Book Store (Code Meditation 1)

posted in: Code Meditation | 0

I’ve recently been doing some coding drills to create some opportunities for code refactors. I was reminded of Exercism.io and, having not checked them out in several years, was delighted to see how much they’ve improved since then.

Feel free to follow / friend / stalk me over there: https://exercism.io/profiles/armahillo

I would like to do a blog series on some of the exercises I work through over there, to discuss my thought process on how I approach the problems. I’m currently working through the Ruby track, so all these problems will be using Ruby code, but software design discussion is largely language agnostic, and you should be able to follow along even if you prefer a different language.

The Problem: Book Store (Checkout)

This exercise, one of the ones designated “Hard”, is called “Book Store“. This problem felt very realistic because, at first glance, it seems almost trivial (I solved the primary use cases in about 5 minutes), but there’s an optimization requirement underneath the surface that is a bit insidious.

To try and encourage more sales of different books from a popular 5 book series, a bookshop has decided to offer discounts on multiple book purchases.

One copy of any of the five books costs $8.

If, however, you buy two different books, you get a 5% discount on those two books.

If you buy 3 different books, you get a 10% discount.

If you buy 4 different books, you get a 20% discount.

If you buy all 5, you get a 25% discount.

Note: that if you buy four books, of which 3 are different titles, you get a 10% discount on the 3 that form part of a set, but the fourth book still costs $8.

Your mission is to write a piece of code to calculate the price of any conceivable shopping basket (containing only books of the same series), giving as big a discount as possible.

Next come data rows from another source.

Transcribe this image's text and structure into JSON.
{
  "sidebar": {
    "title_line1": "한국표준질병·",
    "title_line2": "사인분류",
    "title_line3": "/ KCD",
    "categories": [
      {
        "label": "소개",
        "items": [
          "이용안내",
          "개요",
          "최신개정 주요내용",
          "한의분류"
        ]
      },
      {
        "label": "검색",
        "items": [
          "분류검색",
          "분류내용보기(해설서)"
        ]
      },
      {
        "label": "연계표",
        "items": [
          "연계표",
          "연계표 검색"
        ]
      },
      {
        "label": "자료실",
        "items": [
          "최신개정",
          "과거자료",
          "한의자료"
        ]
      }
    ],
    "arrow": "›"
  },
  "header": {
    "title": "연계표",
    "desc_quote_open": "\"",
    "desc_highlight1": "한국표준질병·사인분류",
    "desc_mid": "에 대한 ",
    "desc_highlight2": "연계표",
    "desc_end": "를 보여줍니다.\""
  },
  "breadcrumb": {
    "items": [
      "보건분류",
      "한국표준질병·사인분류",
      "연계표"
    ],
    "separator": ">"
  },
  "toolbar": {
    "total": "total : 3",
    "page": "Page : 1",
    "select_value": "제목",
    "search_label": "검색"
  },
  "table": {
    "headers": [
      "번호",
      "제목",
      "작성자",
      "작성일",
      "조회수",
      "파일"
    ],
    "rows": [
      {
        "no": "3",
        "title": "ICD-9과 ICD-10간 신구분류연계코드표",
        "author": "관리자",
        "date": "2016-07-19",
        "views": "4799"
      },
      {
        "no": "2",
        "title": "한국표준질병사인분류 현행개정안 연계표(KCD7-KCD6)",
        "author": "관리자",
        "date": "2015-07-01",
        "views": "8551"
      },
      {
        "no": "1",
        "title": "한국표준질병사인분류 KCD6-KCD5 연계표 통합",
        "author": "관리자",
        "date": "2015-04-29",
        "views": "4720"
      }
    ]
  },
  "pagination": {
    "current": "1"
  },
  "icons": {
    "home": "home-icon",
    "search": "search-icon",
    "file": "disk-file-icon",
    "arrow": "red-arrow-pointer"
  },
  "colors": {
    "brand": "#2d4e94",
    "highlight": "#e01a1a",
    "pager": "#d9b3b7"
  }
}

https://exercism.io/my/solutions/08d30003d7f347639f31d31930ff4b1e

Pass 1: Naive Interpretatation

Not too complicated, right? My initial reading of it was “oh, look at how many books are in the cart, and calculate the discount from that, easy peasy”. The input you get is an array (this much is given), and looks like: [2,3,5]

The solution looked a bit like this:

class BookStore
  DISCOUNTED_TOTAL = [ 0.0, 1.0, 0.95, 0.90, 0.80, 0.75]
  NOMINAL_PRICE_PER_UNIT = 8.0

  def self.calculate_price(basket)
    NOMINAL_PRICE_PER_UNIT * basket.size * DISCOUNTED_TOTAL[basket.size]
  end
end

A few of the tests passed. My approach here was a trivial (and naive, as I later discovered) approach: multiply the nominal cost times the number of books, and then apply a discount.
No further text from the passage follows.